"Like the geometer, who bends all his powers
To measure the circle, and does not succeed,
Thinking what principle he needs."
[440] Francis Quarles (1592-1644), a religious poet. He wrote paraphrases of the Bible and numerous elegies. In the early days of the revolutionary struggle he sided with the Royalists. One of his most popular works was the Emblems (1635), with illustrations by William Marshall.
[441] Regnault de Bécourt wrote La Création du monde, ou Système d'organisation primitive suivi de l'interprétation des principaux phénomènes et accidents que se sont opérés dans la nature depuis l'origine de univers jusqu'à nos jours (1816). This may be the work translated by Dalmas.
[442] "Because it lacks a holy prophet."
[443] Angherà. See Vol. II, page 60, note [127].
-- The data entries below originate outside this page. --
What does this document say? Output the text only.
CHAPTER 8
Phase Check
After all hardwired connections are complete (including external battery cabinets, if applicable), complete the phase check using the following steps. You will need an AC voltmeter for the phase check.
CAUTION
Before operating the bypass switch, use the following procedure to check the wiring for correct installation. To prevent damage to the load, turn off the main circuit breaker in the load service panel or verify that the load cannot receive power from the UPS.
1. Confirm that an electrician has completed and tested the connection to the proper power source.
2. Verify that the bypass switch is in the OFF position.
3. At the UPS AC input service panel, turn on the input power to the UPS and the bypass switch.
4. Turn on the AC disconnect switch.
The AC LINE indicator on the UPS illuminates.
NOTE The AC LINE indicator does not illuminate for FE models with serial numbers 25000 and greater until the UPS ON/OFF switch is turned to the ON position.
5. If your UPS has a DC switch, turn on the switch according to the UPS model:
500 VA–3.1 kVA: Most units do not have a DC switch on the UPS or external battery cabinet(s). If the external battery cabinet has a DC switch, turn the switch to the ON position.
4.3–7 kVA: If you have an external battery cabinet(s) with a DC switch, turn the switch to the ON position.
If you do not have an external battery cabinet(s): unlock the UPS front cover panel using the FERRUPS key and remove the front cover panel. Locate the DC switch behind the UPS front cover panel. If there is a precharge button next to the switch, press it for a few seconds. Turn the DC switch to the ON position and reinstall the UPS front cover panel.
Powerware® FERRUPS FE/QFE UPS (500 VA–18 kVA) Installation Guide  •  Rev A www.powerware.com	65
[444] Edmund Curll (1675-1747), a well-known bookseller, publisher, and pamphleteer. He was for a time at "The Peacock without Temple Bar," and later at "The Dial and Bible against St. Dunstan's Church." He was fined repeatedly for publishing immoral works, and once stood in the pillory for it. He is ridiculed in the Dunciad for having been tossed in a blanket by the boys of Westminster School because of an oration that displeased them.